Lobastov K., Barinov V., Laberko L., Obolensky V., Boyarintsev V., Rodoman G.

Department of general Surgery and Radiology, Russian National Research Medical University named after N.I. Pirogov, Moscow, Russian Federation


Aim: The aim of this pilot study was to evaluate the potential effect of electrical calf muscle stimulation (EMS) in the prevention of postoperative deep vein thrombosis (DVT) in high risk patients and to assess efficacy and safety of EMS in patients with calf DVT.
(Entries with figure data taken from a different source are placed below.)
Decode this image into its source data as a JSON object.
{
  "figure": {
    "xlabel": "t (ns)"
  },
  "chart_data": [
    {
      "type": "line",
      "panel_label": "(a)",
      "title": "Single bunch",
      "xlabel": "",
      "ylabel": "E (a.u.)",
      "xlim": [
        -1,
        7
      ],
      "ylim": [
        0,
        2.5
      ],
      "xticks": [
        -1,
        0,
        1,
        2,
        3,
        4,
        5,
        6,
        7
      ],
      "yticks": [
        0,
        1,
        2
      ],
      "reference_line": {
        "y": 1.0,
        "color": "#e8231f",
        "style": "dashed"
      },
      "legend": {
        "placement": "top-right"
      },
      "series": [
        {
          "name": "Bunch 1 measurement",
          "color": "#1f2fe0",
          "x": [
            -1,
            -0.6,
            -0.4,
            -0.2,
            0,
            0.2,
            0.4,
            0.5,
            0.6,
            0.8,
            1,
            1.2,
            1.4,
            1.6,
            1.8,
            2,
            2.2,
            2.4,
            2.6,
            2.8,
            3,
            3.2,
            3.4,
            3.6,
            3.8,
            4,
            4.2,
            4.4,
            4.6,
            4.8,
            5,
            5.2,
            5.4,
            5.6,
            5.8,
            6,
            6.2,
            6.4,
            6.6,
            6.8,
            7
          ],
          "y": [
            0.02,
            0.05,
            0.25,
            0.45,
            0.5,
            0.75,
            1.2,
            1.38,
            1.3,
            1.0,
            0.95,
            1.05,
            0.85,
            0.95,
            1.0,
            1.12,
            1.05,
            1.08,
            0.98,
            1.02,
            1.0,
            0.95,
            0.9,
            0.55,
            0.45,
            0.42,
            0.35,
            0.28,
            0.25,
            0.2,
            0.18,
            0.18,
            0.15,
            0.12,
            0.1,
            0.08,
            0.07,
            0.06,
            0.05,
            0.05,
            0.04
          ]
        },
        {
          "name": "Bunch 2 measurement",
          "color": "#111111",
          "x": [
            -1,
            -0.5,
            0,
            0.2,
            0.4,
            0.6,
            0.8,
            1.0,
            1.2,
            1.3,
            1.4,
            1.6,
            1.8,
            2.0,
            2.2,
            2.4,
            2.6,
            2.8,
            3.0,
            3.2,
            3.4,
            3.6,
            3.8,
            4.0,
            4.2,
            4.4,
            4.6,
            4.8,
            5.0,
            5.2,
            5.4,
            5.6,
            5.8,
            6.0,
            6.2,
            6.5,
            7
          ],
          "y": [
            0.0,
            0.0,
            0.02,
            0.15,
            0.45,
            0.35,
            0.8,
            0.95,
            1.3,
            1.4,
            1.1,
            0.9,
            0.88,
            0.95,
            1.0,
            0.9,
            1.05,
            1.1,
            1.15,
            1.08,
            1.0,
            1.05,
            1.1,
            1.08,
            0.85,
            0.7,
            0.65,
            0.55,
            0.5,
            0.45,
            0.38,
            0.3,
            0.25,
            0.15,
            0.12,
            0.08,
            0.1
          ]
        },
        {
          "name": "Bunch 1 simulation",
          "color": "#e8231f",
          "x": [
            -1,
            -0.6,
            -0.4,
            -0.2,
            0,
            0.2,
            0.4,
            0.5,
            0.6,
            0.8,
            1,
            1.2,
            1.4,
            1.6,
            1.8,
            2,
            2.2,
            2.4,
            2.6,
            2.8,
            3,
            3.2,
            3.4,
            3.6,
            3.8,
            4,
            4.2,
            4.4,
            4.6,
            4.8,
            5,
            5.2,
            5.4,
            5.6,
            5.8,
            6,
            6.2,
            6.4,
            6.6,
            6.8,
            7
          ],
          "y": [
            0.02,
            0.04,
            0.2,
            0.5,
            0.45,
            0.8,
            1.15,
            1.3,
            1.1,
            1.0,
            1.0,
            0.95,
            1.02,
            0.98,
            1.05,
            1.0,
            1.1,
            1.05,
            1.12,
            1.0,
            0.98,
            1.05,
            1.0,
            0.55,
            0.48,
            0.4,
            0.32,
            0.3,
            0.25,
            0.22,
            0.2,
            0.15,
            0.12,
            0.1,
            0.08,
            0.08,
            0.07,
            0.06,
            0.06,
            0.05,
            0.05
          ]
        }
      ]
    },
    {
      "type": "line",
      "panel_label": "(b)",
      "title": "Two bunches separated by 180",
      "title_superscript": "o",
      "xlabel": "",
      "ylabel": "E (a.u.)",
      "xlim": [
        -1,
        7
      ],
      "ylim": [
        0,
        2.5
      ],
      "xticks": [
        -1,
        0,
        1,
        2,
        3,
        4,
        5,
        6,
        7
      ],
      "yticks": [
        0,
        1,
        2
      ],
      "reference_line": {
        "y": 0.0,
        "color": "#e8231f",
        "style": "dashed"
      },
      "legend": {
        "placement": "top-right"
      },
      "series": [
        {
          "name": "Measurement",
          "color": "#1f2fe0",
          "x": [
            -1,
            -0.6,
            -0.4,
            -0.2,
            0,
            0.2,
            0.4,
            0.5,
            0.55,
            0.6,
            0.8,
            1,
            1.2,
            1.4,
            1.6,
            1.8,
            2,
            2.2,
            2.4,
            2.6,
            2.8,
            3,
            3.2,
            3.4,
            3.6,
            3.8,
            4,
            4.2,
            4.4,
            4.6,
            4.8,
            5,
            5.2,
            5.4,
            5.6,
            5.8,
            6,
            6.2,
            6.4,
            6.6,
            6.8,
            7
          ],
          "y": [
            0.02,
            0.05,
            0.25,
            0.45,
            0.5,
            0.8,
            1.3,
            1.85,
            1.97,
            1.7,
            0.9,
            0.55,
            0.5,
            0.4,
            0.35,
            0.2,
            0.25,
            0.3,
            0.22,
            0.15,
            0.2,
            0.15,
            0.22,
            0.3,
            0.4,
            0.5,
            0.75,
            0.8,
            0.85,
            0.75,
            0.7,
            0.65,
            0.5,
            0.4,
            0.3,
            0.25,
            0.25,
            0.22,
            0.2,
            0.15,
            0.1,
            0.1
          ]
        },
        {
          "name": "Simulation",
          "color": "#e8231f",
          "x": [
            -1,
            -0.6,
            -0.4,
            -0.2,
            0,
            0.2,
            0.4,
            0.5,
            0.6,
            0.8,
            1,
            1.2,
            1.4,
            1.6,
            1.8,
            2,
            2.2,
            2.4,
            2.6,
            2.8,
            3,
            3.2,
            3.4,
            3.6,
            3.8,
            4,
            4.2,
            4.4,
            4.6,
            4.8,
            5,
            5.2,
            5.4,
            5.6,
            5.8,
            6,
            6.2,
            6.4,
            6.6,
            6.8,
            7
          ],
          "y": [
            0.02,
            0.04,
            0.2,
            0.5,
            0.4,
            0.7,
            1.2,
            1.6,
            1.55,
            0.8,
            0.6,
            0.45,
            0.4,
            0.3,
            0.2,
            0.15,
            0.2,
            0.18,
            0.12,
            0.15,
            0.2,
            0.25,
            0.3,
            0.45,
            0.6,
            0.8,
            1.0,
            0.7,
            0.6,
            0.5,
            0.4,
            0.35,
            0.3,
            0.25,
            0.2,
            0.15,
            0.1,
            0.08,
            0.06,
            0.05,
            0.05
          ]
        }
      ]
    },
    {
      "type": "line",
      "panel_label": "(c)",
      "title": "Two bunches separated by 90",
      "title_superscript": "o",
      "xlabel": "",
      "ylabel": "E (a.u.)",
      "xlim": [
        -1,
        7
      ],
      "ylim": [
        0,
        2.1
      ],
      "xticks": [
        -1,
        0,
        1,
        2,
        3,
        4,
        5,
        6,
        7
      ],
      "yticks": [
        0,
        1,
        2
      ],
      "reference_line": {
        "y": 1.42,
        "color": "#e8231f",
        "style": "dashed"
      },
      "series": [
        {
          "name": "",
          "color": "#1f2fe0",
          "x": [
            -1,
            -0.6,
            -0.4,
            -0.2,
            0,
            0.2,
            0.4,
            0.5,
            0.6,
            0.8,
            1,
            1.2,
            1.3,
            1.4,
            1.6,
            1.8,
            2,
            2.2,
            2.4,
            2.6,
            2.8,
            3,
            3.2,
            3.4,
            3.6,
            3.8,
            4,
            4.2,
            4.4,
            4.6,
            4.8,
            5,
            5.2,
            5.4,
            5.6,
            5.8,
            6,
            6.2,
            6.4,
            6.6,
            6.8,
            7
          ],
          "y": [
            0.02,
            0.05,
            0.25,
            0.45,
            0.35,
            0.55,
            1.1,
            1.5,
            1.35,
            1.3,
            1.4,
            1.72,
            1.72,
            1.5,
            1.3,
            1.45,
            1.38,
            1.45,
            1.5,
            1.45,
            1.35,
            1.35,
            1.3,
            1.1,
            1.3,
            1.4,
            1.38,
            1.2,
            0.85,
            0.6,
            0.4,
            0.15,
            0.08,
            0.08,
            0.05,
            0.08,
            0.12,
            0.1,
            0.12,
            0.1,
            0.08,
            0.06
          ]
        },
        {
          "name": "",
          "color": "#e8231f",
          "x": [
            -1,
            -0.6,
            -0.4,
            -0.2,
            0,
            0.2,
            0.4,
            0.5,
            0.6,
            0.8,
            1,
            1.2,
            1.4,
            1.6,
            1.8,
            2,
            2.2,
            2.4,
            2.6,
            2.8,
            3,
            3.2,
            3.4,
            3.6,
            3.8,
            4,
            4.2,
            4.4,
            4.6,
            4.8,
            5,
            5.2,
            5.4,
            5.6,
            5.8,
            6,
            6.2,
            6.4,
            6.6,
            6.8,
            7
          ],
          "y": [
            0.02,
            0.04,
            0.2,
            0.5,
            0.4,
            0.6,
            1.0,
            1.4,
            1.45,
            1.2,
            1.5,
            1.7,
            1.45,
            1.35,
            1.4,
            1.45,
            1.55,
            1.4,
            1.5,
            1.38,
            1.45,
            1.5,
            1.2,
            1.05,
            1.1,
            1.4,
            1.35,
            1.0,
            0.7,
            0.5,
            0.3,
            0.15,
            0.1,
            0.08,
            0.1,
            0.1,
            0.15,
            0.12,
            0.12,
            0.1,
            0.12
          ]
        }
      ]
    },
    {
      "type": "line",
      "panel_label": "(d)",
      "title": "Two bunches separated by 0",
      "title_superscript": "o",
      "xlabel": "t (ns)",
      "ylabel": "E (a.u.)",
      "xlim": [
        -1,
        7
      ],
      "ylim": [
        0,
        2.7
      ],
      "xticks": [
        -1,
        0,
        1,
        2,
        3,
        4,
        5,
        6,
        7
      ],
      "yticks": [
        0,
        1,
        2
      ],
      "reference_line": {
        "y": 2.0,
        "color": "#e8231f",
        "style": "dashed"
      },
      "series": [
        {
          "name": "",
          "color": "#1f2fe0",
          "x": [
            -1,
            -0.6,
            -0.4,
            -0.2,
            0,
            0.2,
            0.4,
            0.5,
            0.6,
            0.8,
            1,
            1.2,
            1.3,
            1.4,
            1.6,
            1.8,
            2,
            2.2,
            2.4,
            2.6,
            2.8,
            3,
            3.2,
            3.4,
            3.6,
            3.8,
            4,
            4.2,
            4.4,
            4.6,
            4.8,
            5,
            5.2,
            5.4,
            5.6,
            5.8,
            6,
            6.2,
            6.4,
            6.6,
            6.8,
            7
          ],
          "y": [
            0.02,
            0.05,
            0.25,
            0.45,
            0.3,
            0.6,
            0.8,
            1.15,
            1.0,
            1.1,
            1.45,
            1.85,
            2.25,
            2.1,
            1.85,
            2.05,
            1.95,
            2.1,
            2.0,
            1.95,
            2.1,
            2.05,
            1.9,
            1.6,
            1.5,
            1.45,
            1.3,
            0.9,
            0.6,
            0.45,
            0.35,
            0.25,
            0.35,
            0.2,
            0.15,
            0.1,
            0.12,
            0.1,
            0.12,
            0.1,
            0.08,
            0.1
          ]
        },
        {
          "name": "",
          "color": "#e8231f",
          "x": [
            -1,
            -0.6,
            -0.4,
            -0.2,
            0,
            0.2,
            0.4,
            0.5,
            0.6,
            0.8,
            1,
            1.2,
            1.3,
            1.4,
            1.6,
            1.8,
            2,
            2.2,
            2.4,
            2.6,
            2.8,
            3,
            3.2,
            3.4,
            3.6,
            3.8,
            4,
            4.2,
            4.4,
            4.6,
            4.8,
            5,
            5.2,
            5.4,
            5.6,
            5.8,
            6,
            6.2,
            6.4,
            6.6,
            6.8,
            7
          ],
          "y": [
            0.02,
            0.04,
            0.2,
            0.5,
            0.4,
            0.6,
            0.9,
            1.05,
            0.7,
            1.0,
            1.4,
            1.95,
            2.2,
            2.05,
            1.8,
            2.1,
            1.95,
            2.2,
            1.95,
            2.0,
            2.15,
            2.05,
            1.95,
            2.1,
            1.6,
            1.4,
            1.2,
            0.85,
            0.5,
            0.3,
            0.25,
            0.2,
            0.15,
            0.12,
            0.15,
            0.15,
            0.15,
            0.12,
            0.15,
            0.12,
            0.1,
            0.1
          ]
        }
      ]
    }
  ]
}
Methods: This was a prospective non-randomized controlled study involving 80 patients over the age of 40 having major surgery (44 abdominal and 36 cranial or spinal surgery; duration more than 60 min under general anesthesia). Patients were divided into 2 comparable groups: main (N.=40) and control (N.=40). In both groups graduated middle stretch compression bandage with compression level 20-40 mmHg was applied and low dose unfractioned heparin (LDUH) injections (5000 U s.c. 3 t.i.d) were started on 1st or 2-5th day after surgery and continued until discharge. The time of starting LDUH was comparable in both groups. In addition, electrical calf muscle stimulation (EMS) with Veinoplus device was performed for not less than 5 periods of 20 minutes per day (total >100 minutes) in the main group. Control of venous patency was performed with duplex ultrasound obligatory at baseline (first 24 h after surgery) and then every 3 days until discharge.
Results: The incidence of DVT was 2.5% in the main group and 25% in the control group (P=0.007). In patients without DVT at baseline it was 3% versus 21% (P=0.025). Patients with baseline thrombosis who underwent EMS did not have any new cases of DVT and PE, while in patients without EMS thrombosis progression was observed in 43% cases also without pulmonary embolism (not significant).
Conclusion: EMS with Veinoplus device at >100 min per day (>5 sessions) can decrease the rate of postoperative DVT in high risk patients. Using of EMS in patients with calf DVT does not increase the rate of PE. These findings need to be confirmed in a randomized controlled trial.